About a week ago one of our reporters, Rebecca Robledo, walked briskly into my office. “I have a news story,” she said.

Immediately my heart sank. The story had to be especially interesting if she felt the need to tell me in person, but lately anything interesting also was bad. Who went under? I thought. Which previously healthy market is now completely decimated?

But then I noticed that Rebecca was smiling. “Debra Smith and Mike Clark bought Pulliam Pools,” she explained.

I grinned back, all thoughts of bad news out of my head. Though I’ve never met Mike, I know Debra fairly well and the thought of her being part of the pool industry as an owner filled me with happiness. Debra is ethical, smart, competent, kind and exceptionally hard-working. She gives female business owners everywhere a good name.

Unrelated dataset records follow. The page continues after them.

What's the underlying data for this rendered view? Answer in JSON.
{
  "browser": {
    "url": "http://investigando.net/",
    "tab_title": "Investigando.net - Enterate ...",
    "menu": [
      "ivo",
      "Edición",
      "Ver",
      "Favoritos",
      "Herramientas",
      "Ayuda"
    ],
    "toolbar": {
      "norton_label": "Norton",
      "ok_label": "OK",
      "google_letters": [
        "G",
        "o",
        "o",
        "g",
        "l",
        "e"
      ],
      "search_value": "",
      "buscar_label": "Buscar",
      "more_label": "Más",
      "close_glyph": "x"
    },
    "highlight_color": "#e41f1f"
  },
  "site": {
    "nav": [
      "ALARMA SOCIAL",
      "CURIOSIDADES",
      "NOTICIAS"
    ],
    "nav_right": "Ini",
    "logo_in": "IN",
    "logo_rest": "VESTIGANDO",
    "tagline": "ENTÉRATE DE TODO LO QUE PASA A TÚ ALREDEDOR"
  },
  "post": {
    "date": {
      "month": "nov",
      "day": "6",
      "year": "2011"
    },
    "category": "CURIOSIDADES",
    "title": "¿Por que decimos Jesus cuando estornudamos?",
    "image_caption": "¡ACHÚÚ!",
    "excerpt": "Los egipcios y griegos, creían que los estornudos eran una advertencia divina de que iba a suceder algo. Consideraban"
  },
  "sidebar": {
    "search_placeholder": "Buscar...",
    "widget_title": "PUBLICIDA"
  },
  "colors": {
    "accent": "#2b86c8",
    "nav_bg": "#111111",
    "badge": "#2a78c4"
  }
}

But after thinking about it, I realized there was a deeper reason that the purchase of Pulliam made my day. Buying a business in this economic climate is an act of belief and faith, and there is a difference between the two.

“Belief” is a feeling, but “faith” requires an action. In ancient Hebrew, one word for faith is batach, which also denotes the act of leaning your entire weight on a staff with the confidence that it will hold you.

I’m extremely happy for Debra and Mike as individuals, but I’m even happier for what their act symbolizes: a belief that things will get better soon enough to make their investment worthwhile, and the faith to dive into rough waters.

I hope you’ll join me in wishing them every success in the new endeavor.